When making a critical decision, how often have you acted on the motto of, “If it feels good, then do it,” and then the results didn’t turn out good at all?
It happens too often. People think they are making a good decision because it “feels good,” to them, and then later learn that their decision was not a good choice.
Unwanted pregnancies out of wedlock, financial decisions based on greed, gluttony, uncontrolled temper, are a few examples of the human mind acting out what “felt good” at the time, only to learn the opposite later.
The important lesson to gain from these experiences is to learn what good really is.
Good is not a sensual pleasure. It’s never the effect of acting on lust, greed, selfish want, or anger. Good is God, the substance of Spirit, and is found in an understanding of spiritual truth.

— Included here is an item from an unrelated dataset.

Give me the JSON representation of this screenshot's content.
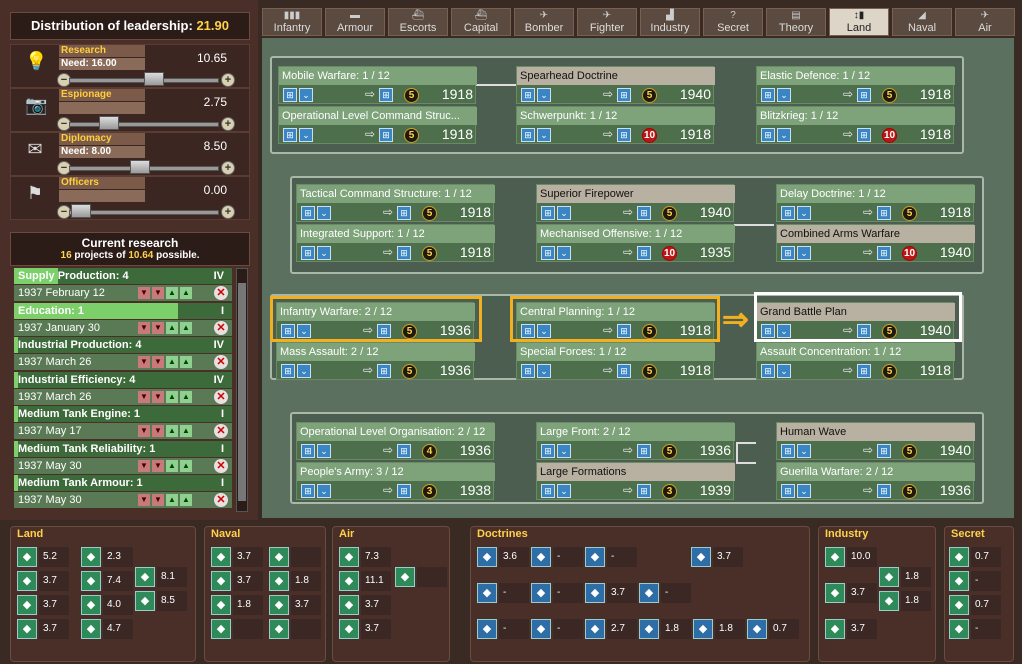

It is felt in spiritual inspiration, not in physical sensation.
The “good” of the human mind, if defined sensually, can be “bad” from a spiritual point of view.
For instance, if one is surveying a banquet of desserts, and an inner craving for sweets argues, “It would feel good to eat a slice of pie, a piece of cake, and a few cookies all at once,” one’s definition of “good,” may be in question. Is it really “good” to consume an inordinate amount of sweets, when a single serving would be enough? And does one genuinely feel “good” after consuming too many sweets? Probably not. The mind’s definition of good, in this instance, is largely sensual, not spiritual, and the effect will not be good in the long run.
Or, if one is harboring resentment toward another person, and decides that it would feel good to release their anger by yelling at that person and telling them how awful they are, is this really “good”? Probably not. It usually leads to further anger and hostility.
Any action motivated by a mortal impulse or sensual want is going to lead to further suffering at some point. Every action motivated by a genuine love of God and desire for spiritual good, will lead to good results.
Mary Baker Eddy wrote, “This conviction, that there is no real pleasure in sin, is one of the most important points in the theology of Christian Science. Arouse the sinner to this new and true view of sin, show him that sin confers no pleasure, and this knowledge strengthens his moral courage and increases his ability to master evil and to love good” (Science and Health, p. 404).
Be clear on what good is, and you’ll make sound decisions that lead to good results.